“I haven’t the slightest idea. But, anyway, the moon was awful gibbous, and the moonlight was misty, like spray, you know,—and it flooded the Coliseum, and ran over onto the dome of St. Peter’s——”
“What nonsense are you talking? You can’t see St. Peter’s from the Coliseum, can you? Have you ever been to Rome?”
“Now that you mention it, I don’t believe I have! But what’s the use of imagination, if you can’t see things you’ve never seen?”
“You are too ridiculous!” declared Patty, laughing, and then nodding him a dismissal, as Cadwalader Oram claimed her for a dance.
“How she is made for happiness,” said Austin, as he dropped into a chair beside Lady Kitty, and together they watched Patty dance away.

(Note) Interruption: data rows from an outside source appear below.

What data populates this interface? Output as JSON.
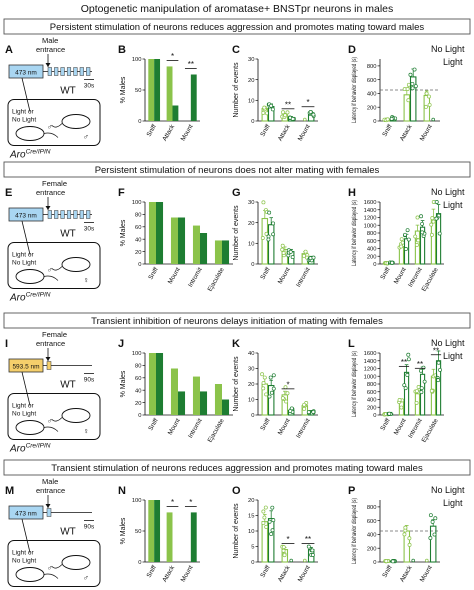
{
  "title": "Optogenetic manipulation of aromatase+ BNSTpr neurons in males",
  "colors": {
    "light_green": "#8bc34a",
    "dark_green": "#1e7d32",
    "laser_blue": "#a9d6f2",
    "laser_yellow": "#f5cf6b",
    "dashed": "#666666"
  },
  "common": {
    "y_percent_label": "% Males",
    "y_events_label": "Number of events",
    "y_latency_label": "Latency if behavior displayed (s)",
    "legend_no_light": "No Light",
    "legend_light": "Light",
    "cage_text_1": "Light or",
    "cage_text_2": "No Light",
    "genotype": "WT",
    "aro_label": "Aro",
    "aro_sup": "Cre/IPIN",
    "male_symbol": "♂",
    "female_symbol": "♀"
  },
  "rows": [
    {
      "header": "Persistent stimulation of neurons reduces aggression and promotes mating toward males",
      "letters": [
        "A",
        "B",
        "C",
        "D"
      ],
      "scheme": {
        "laser": "473 nm",
        "entrance_1": "Male",
        "entrance_2": "entrance",
        "time": "30s",
        "pulse_type": "persistent"
      },
      "chart_data": [
        {
          "type": "bar",
          "ylabel": "% Males",
          "ylim": [
            0,
            100
          ],
          "yticks": [
            0,
            50,
            100
          ],
          "categories": [
            "Sniff",
            "Attack",
            "Mount"
          ],
          "series": [
            {
              "name": "No Light",
              "values": [
                100,
                88,
                0
              ]
            },
            {
              "name": "Light",
              "values": [
                100,
                25,
                75
              ]
            }
          ],
          "annotations": [
            {
              "between": "Attack",
              "text": "*"
            },
            {
              "between": "Mount",
              "text": "**"
            }
          ]
        },
        {
          "type": "bar",
          "ylabel": "Number of events",
          "ylim": [
            0,
            30
          ],
          "yticks": [
            0,
            10,
            20,
            30
          ],
          "categories": [
            "Sniff",
            "Attack",
            "Mount"
          ],
          "series": [
            {
              "name": "No Light",
              "values": [
                6,
                3,
                0
              ]
            },
            {
              "name": "Light",
              "values": [
                7,
                1.5,
                4
              ]
            }
          ],
          "annotations": [
            {
              "between": "Attack",
              "text": "**"
            },
            {
              "between": "Mount",
              "text": "*"
            }
          ]
        },
        {
          "type": "bar",
          "ylabel": "Latency if behavior displayed (s)",
          "ylim": [
            0,
            900
          ],
          "yticks": [
            0,
            200,
            400,
            600,
            800
          ],
          "threshold": 450,
          "categories": [
            "Sniff",
            "Attack",
            "Mount"
          ],
          "series": [
            {
              "name": "No Light",
              "values": [
                20,
                380,
                370
              ]
            },
            {
              "name": "Light",
              "values": [
                40,
                640,
                0
              ]
            }
          ],
          "annotations": []
        }
      ]
    },
    {
      "header": "Persistent stimulation of neurons does not alter mating with females",
      "letters": [
        "E",
        "F",
        "G",
        "H"
      ],
      "scheme": {
        "laser": "473 nm",
        "entrance_1": "Female",
        "entrance_2": "entrance",
        "time": "30s",
        "pulse_type": "persistent"
      },
      "chart_data": [
        {
          "type": "bar",
          "ylabel": "% Males",
          "ylim": [
            0,
            100
          ],
          "yticks": [
            0,
            20,
            40,
            60,
            80,
            100
          ],
          "categories": [
            "Sniff",
            "Mount",
            "Intromit",
            "Ejaculate"
          ],
          "series": [
            {
              "name": "No Light",
              "values": [
                100,
                75,
                62,
                38
              ]
            },
            {
              "name": "Light",
              "values": [
                100,
                75,
                50,
                38
              ]
            }
          ],
          "annotations": []
        },
        {
          "type": "bar",
          "ylabel": "Number of events",
          "ylim": [
            0,
            30
          ],
          "yticks": [
            0,
            10,
            20,
            30
          ],
          "categories": [
            "Sniff",
            "Mount",
            "Intromit"
          ],
          "series": [
            {
              "name": "No Light",
              "values": [
                22,
                7,
                5
              ]
            },
            {
              "name": "Light",
              "values": [
                19,
                6,
                3
              ]
            }
          ],
          "annotations": []
        },
        {
          "type": "bar",
          "ylabel": "Latency if behavior displayed (s)",
          "ylim": [
            0,
            1600
          ],
          "yticks": [
            0,
            200,
            400,
            600,
            800,
            1000,
            1200,
            1400,
            1600
          ],
          "categories": [
            "Sniff",
            "Mount",
            "Intromit",
            "Ejaculate"
          ],
          "series": [
            {
              "name": "No Light",
              "values": [
                20,
                450,
                850,
                1200
              ]
            },
            {
              "name": "Light",
              "values": [
                30,
                650,
                950,
                1300
              ]
            }
          ],
          "annotations": []
        }
      ]
    },
    {
      "header": "Transient inhibition of neurons delays initiation of mating with females",
      "letters": [
        "I",
        "J",
        "K",
        "L"
      ],
      "scheme": {
        "laser": "593.5 nm",
        "entrance_1": "Female",
        "entrance_2": "entrance",
        "time": "90s",
        "pulse_type": "transient"
      },
      "chart_data": [
        {
          "type": "bar",
          "ylabel": "% Males",
          "ylim": [
            0,
            100
          ],
          "yticks": [
            0,
            20,
            40,
            60,
            80,
            100
          ],
          "categories": [
            "Sniff",
            "Mount",
            "Intromit",
            "Ejaculate"
          ],
          "series": [
            {
              "name": "No Light",
              "values": [
                100,
                75,
                62,
                50
              ]
            },
            {
              "name": "Light",
              "values": [
                100,
                38,
                38,
                25
              ]
            }
          ],
          "annotations": []
        },
        {
          "type": "bar",
          "ylabel": "Number of events",
          "ylim": [
            0,
            40
          ],
          "yticks": [
            0,
            10,
            20,
            30,
            40
          ],
          "categories": [
            "Sniff",
            "Mount",
            "Intromit"
          ],
          "series": [
            {
              "name": "No Light",
              "values": [
                20,
                13,
                6
              ]
            },
            {
              "name": "Light",
              "values": [
                19,
                3,
                2
              ]
            }
          ],
          "annotations": [
            {
              "between": "Mount",
              "text": "*"
            }
          ]
        },
        {
          "type": "bar",
          "ylabel": "Latency if behavior displayed (s)",
          "ylim": [
            0,
            1600
          ],
          "yticks": [
            0,
            200,
            400,
            600,
            800,
            1000,
            1200,
            1400,
            1600
          ],
          "categories": [
            "Sniff",
            "Mount",
            "Intromit",
            "Ejaculate"
          ],
          "series": [
            {
              "name": "No Light",
              "values": [
                20,
                350,
                550,
                1000
              ]
            },
            {
              "name": "Light",
              "values": [
                30,
                1100,
                1050,
                1400
              ]
            }
          ],
          "annotations": [
            {
              "between": "Mount",
              "text": "**"
            },
            {
              "between": "Intromit",
              "text": "**"
            },
            {
              "between": "Ejaculate",
              "text": "**"
            }
          ]
        }
      ]
    },
    {
      "header": "Transient stimulation of neurons reduces aggression and promotes mating toward males",
      "letters": [
        "M",
        "N",
        "O",
        "P"
      ],
      "scheme": {
        "laser": "473 nm",
        "entrance_1": "Male",
        "entrance_2": "entrance",
        "time": "90s",
        "pulse_type": "transient"
      },
      "chart_data": [
        {
          "type": "bar",
          "ylabel": "% Males",
          "ylim": [
            0,
            100
          ],
          "yticks": [
            0,
            50,
            100
          ],
          "categories": [
            "Sniff",
            "Attack",
            "Mount"
          ],
          "series": [
            {
              "name": "No Light",
              "values": [
                100,
                80,
                0
              ]
            },
            {
              "name": "Light",
              "values": [
                100,
                0,
                80
              ]
            }
          ],
          "annotations": [
            {
              "between": "Attack",
              "text": "*"
            },
            {
              "between": "Mount",
              "text": "*"
            }
          ]
        },
        {
          "type": "bar",
          "ylabel": "Number of events",
          "ylim": [
            0,
            20
          ],
          "yticks": [
            0,
            5,
            10,
            15,
            20
          ],
          "categories": [
            "Sniff",
            "Attack",
            "Mount"
          ],
          "series": [
            {
              "name": "No Light",
              "values": [
                13,
                4,
                0
              ]
            },
            {
              "name": "Light",
              "values": [
                14,
                0,
                4
              ]
            }
          ],
          "annotations": [
            {
              "between": "Attack",
              "text": "*"
            },
            {
              "between": "Mount",
              "text": "**"
            }
          ]
        },
        {
          "type": "bar",
          "ylabel": "Latency if behavior displayed (s)",
          "ylim": [
            0,
            900
          ],
          "yticks": [
            0,
            200,
            400,
            600,
            800
          ],
          "threshold": 450,
          "categories": [
            "Sniff",
            "Attack",
            "Mount"
          ],
          "series": [
            {
              "name": "No Light",
              "values": [
                10,
                450,
                0
              ]
            },
            {
              "name": "Light",
              "values": [
                15,
                0,
                520
              ]
            }
          ],
          "annotations": []
        }
      ]
    }
  ]
}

“She is,” agreed Kitty, who was a life-long friend of Floyd Austin, and greatly liked the young man; “yet she’s not nearly so much of a butterfly as she seems.”
“I’m sure of that,—though I’ve only seen her butterflyish side. If Meredith hadn’t already used the phrase, ‘a dainty rogue in porcelain,’ I should coin it to describe Miss Fairfield. Don’t tell me she has an aim in life.”
“Not quite that; but I think sometimes she wishes she had one.”
“You mean, she thinks she ought to wish she had one.”